Suppose not. $\implies \exists m\in \mathbb{N}$ s.t. $m\geq2$ and $\frac{1}{1}+\frac{1}{2}+\cdots+\frac{1}{m}=S\in\mathbb{N}$.
Pick $k\in\mathbb{N}$ s.t. $2^k\leq m$ but $2^{k+1}>m$: so $2^k$ is the greatest power less than or equal to $m$.
And if $m=2^lm'$ with $m'$ odd, we have $k\geq l$
$\implies 2^kS=\frac{2^k}{1}+\frac{2^k}{2}+\cdots+\frac{2^k}{m}$
$\implies 2^kS = \frac{2^k}{1}+\frac{2^{k-1}}{1}+\frac{2^k}{3}+\cdots+1+\cdots+\frac{2^{k-l}}{m'}$ (if $m=2^k$, then $\frac{2^k}{m}$ is the $1$, and no $1$ in the middle)

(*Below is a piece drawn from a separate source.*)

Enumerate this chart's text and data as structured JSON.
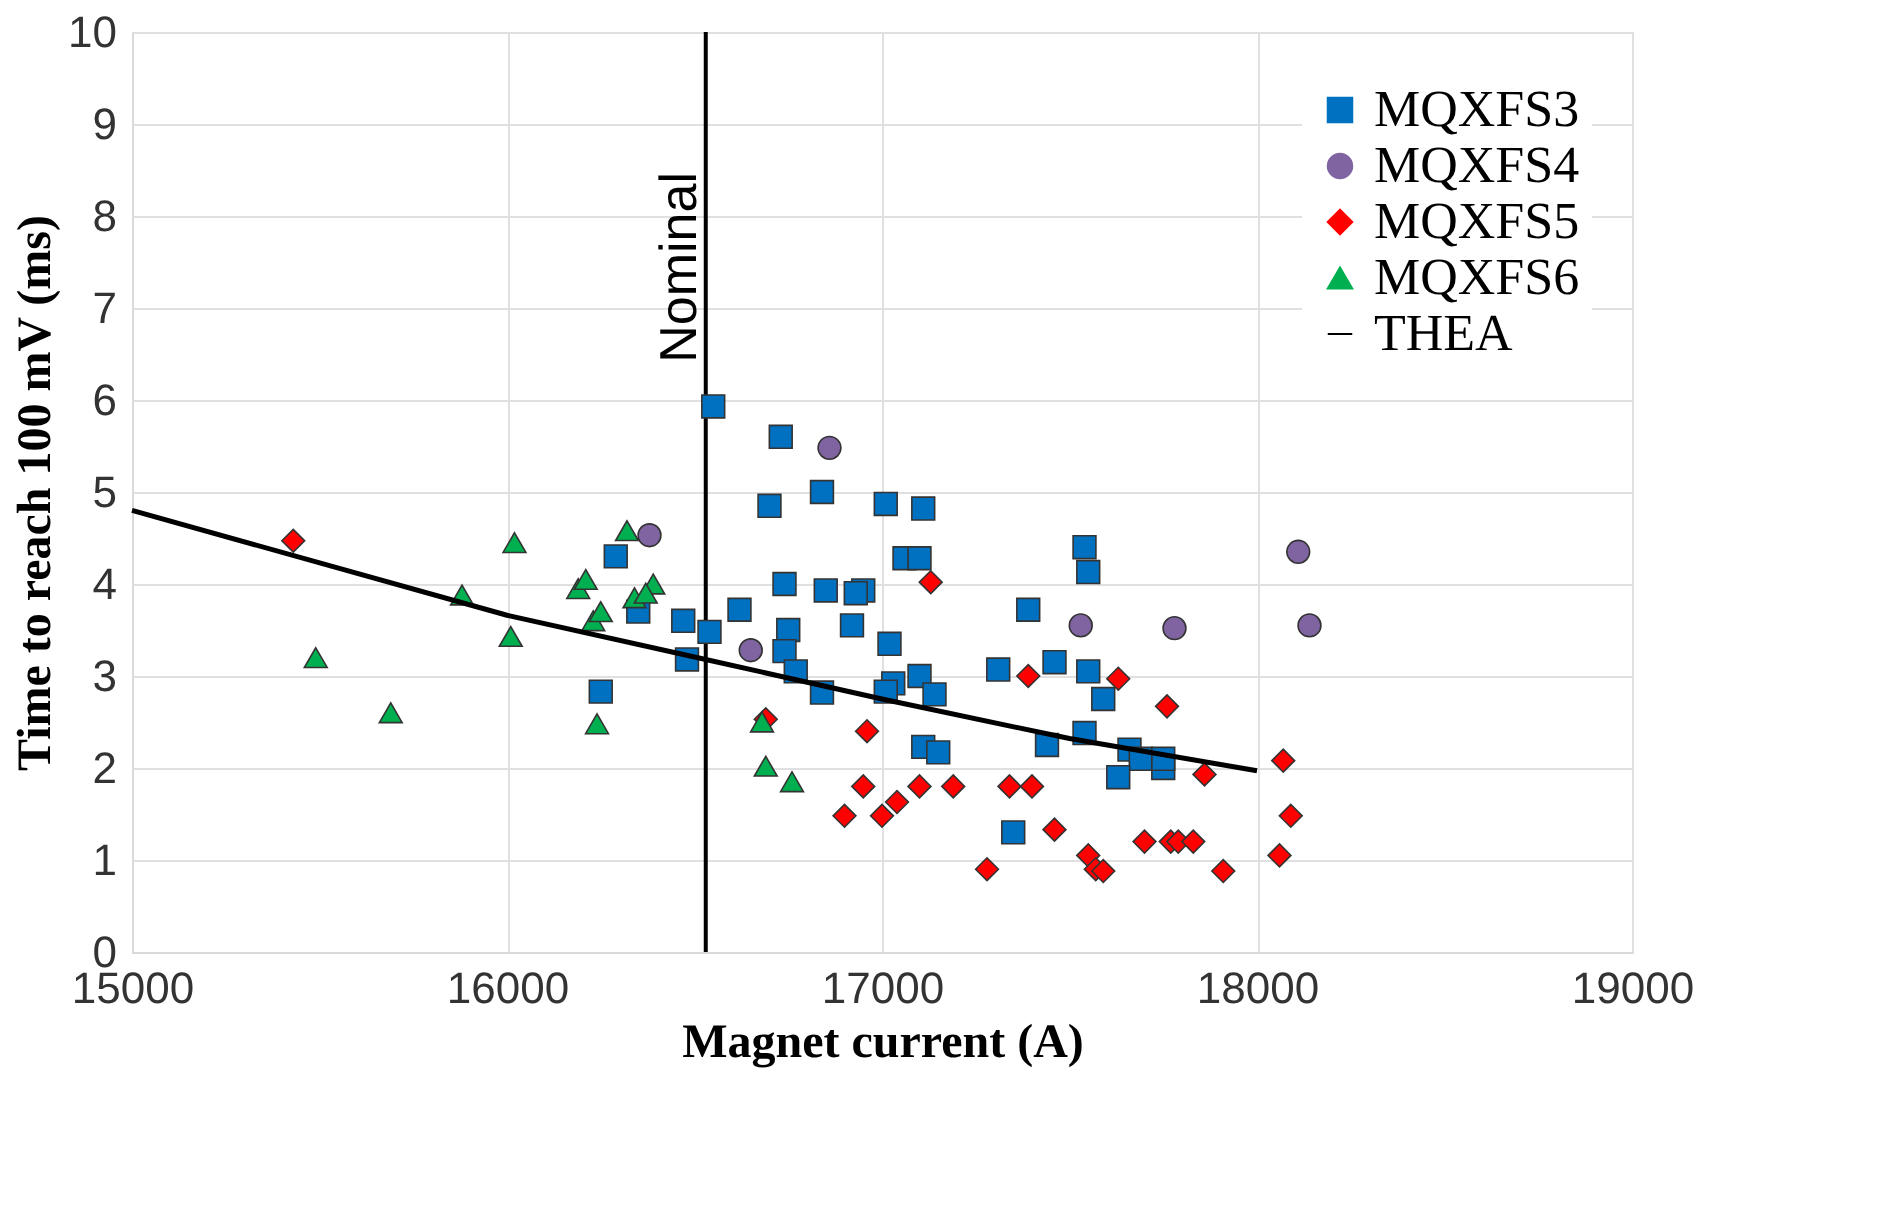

Let $L=$ lcm of the denominators of RHS: $L$ is an odd number.
$\implies 2^kSL=2^kL+2^{k-1}L+2^k\frac{L}{3}+\cdots+L+\cdots+2^{k-l}\frac{L}{m'}$ (note that each fraction of the form $\frac{L}{x}$ is an integer)
$\implies 2^kSL=2\left(2^{k-1}L+2^{k-2}L+2^{k-1}\frac{L}{3}+\cdots+2^{k-l-1}\frac{L}{m'}\right)+L$
(if $l=k$, then $2^{k-l-1}\frac{L}{m'}$ is not inside the parenthesis since $m=2^lm'=2^km'=2^k\implies 2^{k-l}\frac{L}{m'}=L$)
We could factor $2$ out from the RHS since before multiplying $2^k$, originally each denominator contained at most $k-1$ power of $2$ except $2^k$ itself. And the $L$ term on the RHS was that $1/2^k$.
Since $k\geq1$, LHS is an even number while RHS is an odd number. Which is a contradiction.
From above, did I miss anything or is there something unclear/wrong?